Johnny gave a weak smile, “Aye, Malky, he who fights and runs away lives to fight another day!”
Chapter 26
RECOVERY
The boys were out of hospital after a week. Both Malky and Johnny recovered rather quickly, but in some ways the incident, being ambushed in the Glasgow Green, had left them with mental scars. It had drawn home to them the futility of gang warfare. Malky, still with a large bandage on his head, turned up at Johnny’s house to visit his injured pal. He was still feeling the pain after having the razor blade stuck in his back and in many ways, he had been lucky not to have been murdered. “What a way to go,” he thought- “Murdered by a tottie!”
He had been used to face-to-face combat with real men, not those cowards who threw a potato at you, loaded with
a sharp razor blade, and then ran off. Bastards! Complete and utter cowardly bastards, who would shite themselves in a real square go. Mammy’s boys to the core. Johnny was in a lot of pain and let Malky make him a cup of tea to cheer him up. A wee cup of cheer! In The Gorbals, tea was always the great soother in times of trouble. Facing problems? Put the kettle on. Someone coming to visit? Put the kettle on. A cup of tea was the great prophylactic to life’s problems.

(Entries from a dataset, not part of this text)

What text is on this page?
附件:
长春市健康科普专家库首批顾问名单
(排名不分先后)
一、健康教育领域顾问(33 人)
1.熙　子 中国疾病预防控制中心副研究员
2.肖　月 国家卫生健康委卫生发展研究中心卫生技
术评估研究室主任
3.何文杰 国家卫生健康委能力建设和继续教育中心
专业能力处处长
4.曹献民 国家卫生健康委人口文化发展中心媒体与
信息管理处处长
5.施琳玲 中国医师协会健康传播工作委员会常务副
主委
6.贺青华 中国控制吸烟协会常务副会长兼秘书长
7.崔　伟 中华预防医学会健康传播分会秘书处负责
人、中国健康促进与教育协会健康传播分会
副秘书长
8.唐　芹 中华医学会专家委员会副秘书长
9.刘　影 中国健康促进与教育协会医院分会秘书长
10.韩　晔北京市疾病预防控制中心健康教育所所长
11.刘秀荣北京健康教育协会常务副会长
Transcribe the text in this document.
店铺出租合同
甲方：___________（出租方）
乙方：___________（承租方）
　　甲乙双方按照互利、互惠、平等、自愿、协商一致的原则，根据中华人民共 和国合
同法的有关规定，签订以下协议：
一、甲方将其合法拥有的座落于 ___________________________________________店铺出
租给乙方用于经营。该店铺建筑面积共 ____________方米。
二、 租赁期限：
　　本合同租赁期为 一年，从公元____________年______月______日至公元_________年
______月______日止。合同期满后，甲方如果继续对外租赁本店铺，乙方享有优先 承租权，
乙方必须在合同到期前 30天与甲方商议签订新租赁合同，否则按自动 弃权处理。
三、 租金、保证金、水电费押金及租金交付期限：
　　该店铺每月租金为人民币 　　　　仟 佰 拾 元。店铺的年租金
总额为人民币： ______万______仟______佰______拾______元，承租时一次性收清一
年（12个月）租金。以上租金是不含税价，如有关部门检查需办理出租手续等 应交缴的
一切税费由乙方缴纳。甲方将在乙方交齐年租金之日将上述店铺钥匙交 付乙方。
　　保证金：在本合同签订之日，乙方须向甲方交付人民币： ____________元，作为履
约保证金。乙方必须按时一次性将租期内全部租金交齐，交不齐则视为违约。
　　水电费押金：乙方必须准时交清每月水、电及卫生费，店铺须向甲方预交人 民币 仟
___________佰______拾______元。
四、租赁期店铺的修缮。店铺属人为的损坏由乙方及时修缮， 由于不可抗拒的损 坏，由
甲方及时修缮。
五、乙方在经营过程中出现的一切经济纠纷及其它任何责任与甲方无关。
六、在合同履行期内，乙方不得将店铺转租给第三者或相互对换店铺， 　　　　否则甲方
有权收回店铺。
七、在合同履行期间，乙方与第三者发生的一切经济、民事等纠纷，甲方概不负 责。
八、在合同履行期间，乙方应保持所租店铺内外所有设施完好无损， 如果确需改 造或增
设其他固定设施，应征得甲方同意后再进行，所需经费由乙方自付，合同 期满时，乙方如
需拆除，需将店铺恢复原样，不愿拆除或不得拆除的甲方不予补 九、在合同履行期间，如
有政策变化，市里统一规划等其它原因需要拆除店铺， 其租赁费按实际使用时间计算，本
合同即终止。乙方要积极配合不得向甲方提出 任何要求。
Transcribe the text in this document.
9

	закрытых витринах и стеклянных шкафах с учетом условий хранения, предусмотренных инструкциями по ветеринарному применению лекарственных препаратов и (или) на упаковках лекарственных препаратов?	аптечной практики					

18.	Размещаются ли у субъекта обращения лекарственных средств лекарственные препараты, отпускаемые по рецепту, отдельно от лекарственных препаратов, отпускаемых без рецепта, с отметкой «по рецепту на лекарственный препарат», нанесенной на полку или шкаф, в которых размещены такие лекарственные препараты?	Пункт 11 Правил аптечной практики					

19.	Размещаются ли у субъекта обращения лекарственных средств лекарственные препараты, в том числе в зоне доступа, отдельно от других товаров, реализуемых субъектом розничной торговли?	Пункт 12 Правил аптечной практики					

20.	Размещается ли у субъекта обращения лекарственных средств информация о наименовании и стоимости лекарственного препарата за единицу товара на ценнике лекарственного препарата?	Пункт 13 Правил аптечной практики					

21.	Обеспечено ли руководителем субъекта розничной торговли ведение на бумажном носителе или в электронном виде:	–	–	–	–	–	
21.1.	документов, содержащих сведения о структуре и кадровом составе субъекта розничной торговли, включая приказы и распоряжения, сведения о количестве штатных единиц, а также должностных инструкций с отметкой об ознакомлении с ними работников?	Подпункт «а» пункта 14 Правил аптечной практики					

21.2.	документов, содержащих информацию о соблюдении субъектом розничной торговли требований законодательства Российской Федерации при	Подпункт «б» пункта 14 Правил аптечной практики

Being hurt gave Johnny the time to think about his life as a gangster and the futility of it all. Drama and violence had certainly given his life some sort of meaning. Sure, it provided him with several roles, Johnny the hardman, Johnny the gang leader, Johnny the part time seducer. He took a sip of his tea and said to Malky, “What’s it all about, man.”
Malky replied, “What’s what all about?”
Johnny looked him straight in the eye, “This life business, what’s it all about?”
Malky shrugged his shoulders and gulped a mouthful of tea, “Who knows what it’s all about. We just go out and do it, like actors on a stage. We’re the main performers on the Gorbals stage”
Johnny smiled, “What, like those actor guys in the Citizen’s Theatre?
Malky nodded, “Aye, we’re just like them, the only difference is their world is made up, a fantasy, ours is real.”
Johnny thought that Malky had hit the nail on the head. So that’s what it was all about- playing parts according to your audience. To his family, Johnny was the loving son. To his fellow gang members, a leader and violent psychopath. To the rest of the Gorbals, he was a friendly, strutting hardman, a game guy who never backed down from a confrontation. He played many roles.
The sweet tea had given him a warm, almost contented feeling.